Tommy was the first of the three to die,about which more later.When he died Molly and Joe lived on in the house and  was there regularly as Joe was not very robust and unable to cope with the heavy work which farming necessirtated.Because of their bad teeth the weekly meat requiurement was seven succellent chops for Molly and the balance up to £20.00 of surloin for Joe.
Mickey Callaghan delivered every weekend and Molly cooked to perfection for both.
Joe died after a while and that left Molly on her own.I stayed there four nights a week and saw her every day.To show how good the neighbours were Paddy (Scan) Conway used slip down at dusk to the ditch on his land in front of Mc Cormack's house and stay there until the house lights were put on .He knew that if she was o.k. the lights would be put on.I knew Paddy was at this,Molly didn't and Paddy didn't broadcast it.

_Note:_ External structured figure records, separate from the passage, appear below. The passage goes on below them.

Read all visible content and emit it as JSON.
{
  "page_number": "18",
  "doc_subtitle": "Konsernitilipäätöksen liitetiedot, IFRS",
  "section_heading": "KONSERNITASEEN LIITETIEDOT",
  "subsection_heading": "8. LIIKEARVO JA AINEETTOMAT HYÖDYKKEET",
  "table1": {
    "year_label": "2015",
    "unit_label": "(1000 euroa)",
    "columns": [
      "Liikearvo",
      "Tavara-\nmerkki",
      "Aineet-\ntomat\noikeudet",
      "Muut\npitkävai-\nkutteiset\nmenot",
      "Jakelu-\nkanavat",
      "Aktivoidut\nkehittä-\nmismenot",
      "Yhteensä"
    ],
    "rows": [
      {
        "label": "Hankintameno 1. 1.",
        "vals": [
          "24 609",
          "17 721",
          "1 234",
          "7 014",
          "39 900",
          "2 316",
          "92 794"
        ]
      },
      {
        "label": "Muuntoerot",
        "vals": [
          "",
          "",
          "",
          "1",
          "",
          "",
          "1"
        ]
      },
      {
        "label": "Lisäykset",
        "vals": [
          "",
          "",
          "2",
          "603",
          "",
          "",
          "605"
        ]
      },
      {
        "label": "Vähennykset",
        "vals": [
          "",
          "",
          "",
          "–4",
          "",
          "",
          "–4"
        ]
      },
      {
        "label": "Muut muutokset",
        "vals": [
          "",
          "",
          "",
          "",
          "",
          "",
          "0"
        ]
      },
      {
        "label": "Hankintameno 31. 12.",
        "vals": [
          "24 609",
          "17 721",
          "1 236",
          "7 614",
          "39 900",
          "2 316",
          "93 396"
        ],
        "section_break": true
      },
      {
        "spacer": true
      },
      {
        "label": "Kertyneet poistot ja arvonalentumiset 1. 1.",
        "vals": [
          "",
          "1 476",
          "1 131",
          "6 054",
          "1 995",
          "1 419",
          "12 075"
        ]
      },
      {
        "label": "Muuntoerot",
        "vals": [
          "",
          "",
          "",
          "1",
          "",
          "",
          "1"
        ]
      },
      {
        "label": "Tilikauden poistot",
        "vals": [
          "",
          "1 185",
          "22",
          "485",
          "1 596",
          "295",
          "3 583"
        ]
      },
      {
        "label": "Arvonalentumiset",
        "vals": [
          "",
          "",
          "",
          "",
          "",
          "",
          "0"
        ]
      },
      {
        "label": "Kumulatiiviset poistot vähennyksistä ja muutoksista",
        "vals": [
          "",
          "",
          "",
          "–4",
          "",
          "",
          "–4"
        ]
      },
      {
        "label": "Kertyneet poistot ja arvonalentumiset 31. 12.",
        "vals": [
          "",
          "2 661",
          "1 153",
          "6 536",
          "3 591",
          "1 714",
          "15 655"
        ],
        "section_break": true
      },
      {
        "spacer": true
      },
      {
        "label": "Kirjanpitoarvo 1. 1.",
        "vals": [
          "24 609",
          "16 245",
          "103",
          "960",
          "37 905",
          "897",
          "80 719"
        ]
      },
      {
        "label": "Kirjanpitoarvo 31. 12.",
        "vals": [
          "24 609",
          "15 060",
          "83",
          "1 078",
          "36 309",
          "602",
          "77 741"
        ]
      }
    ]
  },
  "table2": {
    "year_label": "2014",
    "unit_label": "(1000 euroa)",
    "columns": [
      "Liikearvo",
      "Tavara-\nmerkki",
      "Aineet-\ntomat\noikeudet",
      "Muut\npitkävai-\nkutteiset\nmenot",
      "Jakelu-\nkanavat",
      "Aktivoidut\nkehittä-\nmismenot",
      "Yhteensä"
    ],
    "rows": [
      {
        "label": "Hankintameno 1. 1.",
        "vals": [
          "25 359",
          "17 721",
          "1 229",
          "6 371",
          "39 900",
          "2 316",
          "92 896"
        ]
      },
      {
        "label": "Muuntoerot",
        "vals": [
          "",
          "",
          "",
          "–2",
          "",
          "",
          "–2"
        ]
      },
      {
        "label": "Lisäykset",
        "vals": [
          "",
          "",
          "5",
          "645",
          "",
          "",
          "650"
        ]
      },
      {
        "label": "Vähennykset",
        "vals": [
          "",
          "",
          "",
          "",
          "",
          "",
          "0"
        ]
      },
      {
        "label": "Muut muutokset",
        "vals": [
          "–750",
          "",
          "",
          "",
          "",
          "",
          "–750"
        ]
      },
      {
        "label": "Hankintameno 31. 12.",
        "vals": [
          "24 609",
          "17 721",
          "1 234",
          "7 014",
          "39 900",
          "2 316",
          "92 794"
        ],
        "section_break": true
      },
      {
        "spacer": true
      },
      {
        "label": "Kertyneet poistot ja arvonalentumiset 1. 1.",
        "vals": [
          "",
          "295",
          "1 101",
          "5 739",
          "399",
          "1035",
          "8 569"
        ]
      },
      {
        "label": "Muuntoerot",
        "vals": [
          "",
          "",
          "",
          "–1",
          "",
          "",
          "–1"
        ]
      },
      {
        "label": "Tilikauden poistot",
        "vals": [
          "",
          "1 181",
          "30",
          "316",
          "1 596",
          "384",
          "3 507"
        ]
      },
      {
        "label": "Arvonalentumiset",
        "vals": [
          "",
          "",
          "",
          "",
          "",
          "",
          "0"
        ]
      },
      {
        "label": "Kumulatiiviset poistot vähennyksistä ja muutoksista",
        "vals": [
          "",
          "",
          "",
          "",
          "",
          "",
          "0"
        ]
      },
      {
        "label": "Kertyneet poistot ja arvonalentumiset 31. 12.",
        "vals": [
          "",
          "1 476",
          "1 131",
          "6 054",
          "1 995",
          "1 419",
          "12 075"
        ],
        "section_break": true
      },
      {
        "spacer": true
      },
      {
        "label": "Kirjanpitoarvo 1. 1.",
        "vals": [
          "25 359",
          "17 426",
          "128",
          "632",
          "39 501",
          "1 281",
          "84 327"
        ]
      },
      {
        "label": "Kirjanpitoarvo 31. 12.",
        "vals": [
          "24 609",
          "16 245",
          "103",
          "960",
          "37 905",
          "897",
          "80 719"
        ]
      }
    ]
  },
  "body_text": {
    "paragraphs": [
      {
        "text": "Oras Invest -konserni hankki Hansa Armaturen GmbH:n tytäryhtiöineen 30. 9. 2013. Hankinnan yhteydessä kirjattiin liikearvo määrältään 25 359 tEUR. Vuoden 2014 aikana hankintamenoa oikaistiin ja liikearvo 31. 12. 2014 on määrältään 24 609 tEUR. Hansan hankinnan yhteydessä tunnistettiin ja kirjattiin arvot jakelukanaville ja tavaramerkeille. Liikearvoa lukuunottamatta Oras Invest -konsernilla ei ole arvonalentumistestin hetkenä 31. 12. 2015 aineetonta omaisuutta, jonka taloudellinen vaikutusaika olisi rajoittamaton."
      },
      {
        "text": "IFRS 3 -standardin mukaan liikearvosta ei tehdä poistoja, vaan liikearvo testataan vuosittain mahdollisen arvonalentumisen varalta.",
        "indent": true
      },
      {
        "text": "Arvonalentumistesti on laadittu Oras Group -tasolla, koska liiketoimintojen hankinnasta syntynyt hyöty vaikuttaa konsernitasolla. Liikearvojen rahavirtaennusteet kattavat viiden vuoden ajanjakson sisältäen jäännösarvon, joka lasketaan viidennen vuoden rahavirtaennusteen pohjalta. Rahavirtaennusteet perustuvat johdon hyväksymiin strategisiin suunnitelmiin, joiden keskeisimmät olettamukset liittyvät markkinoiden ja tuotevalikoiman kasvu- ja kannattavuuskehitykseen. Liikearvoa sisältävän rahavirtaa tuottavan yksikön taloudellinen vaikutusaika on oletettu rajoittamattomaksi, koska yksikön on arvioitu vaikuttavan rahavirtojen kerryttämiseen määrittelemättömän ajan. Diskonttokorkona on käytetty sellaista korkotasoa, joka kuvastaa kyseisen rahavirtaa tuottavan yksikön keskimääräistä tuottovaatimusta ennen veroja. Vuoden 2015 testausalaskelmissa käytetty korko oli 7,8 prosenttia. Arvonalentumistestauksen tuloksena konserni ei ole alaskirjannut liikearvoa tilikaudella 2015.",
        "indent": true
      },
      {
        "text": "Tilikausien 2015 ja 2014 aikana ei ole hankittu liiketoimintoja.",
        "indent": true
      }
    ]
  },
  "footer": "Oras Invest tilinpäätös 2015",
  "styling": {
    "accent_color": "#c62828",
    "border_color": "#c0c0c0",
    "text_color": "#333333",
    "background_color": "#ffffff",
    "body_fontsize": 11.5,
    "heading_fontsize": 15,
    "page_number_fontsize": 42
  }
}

Any how when Joe died I kept up the order.I was working in Dublin at the time.This meant that four mornings a week I waswoken by the waft of the most delicious surloin ,with the gravy already described ,which I would eat with buttered loaf and steaming hot tay.NO Arabian Prince ate better.In the event that the meat ran out,I was reduced to two boiled eggs in a cup,mixed with buttered toast witha side plate of toasted loaf and hot tay.Talk sabout having it made.
Molly and my own wife really hit it off ,despite the age difference of over thirty yeatrs.They became the best of friends and totally loyal to each other.They totally loved each other in the purest and most innocent sense of the emotion.I have never seen any thing even approching their  mutual respect and plain easiness ,nearly telepathecic they had for each other.So much so that they used gang up on me if they thought I misbehaved.
And misbehave I did one weekend.I went on thre beer in Dublin one Friday evening and having spent the weekend in a haze returned to Dunderry the following Monday.The reception I got at home was not too pleasant.I was lifted out of it sequentially,starting with my wife and working its way down by seniority to my youngest.Jesus I got some verbal abuse.Probably deserved ,but I didn't see it that way.